Starting with action can also backfire because it’s melodramatic to watch two strangers interact in too intimate a way, whether that way is fighting to the death or making love. Rather than being pulled into the story, the readers feel left out, because they haven’t been given time to get into the characters’ minds. Rebecca Brandewyne’s Desire in Disguise begins with a long, explicit scene where the hero and heroine have sex. Now this would have been wonderful if I’d read it at the climax of the novel, after I’d become interested in their relationship and wanted them to get together. To read it at the start… well, that’s the closest I’ll ever come to voyeurism. Since I didn’t know who these people were, I couldn’t be involved on an emotional level.

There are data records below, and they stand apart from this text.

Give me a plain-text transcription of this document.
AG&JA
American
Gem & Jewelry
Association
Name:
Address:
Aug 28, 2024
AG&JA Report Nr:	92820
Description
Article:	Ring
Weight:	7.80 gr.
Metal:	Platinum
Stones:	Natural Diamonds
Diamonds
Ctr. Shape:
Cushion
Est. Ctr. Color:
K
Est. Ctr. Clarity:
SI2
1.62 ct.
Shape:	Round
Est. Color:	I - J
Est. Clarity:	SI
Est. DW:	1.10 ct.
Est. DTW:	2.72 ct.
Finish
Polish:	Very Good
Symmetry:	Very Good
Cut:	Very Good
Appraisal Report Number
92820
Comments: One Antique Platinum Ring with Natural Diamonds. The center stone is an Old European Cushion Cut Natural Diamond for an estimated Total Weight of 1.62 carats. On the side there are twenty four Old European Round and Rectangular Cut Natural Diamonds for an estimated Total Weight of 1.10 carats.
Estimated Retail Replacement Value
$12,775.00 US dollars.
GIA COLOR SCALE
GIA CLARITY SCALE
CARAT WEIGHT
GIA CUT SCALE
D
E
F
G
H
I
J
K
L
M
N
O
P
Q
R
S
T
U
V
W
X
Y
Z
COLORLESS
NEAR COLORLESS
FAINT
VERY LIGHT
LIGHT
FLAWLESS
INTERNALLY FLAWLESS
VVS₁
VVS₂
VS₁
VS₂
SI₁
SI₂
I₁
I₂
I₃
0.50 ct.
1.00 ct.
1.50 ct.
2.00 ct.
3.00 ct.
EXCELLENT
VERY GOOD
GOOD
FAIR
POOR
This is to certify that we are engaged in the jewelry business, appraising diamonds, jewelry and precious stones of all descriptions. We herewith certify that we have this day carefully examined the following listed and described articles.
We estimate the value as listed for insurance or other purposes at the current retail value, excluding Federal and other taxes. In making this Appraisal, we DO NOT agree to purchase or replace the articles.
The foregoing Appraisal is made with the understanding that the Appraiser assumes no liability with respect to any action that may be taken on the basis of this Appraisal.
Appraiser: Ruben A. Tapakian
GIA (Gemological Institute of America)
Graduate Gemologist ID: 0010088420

Starting with action can work - as long as it’s wedded to conflict or has a lot of suspense. One of the most startling openings I’ve ever read was in J. V. Jones’s The Baker’s Boy, where the wizard Baralis murders someone in the first paragraph and rapes a queen before the end of the first chapter. I was hooked, because the start made it very clear that Baralis was a thoroughly vile, creepy and manipulative person who wasn’t going to get what he deserved. You probably didn’t get the same impression from the John scene. In fact, it may have been all too clear that since John was the hero, of course he wasn’t going to be killed by two nobodies. A character getting what he or she deserves, at the start, doesn’t exactly make the reader’s pulse beat faster. It kills the suspense instead, and the reader has no reason to continue.
When authors receive critiques on these scenes, they often focus on honing the action, making it as explosive and realistic and exciting as possible. But it may also be necessary to look at the bigger picture and to see if there’s any other opening which could accomplish more.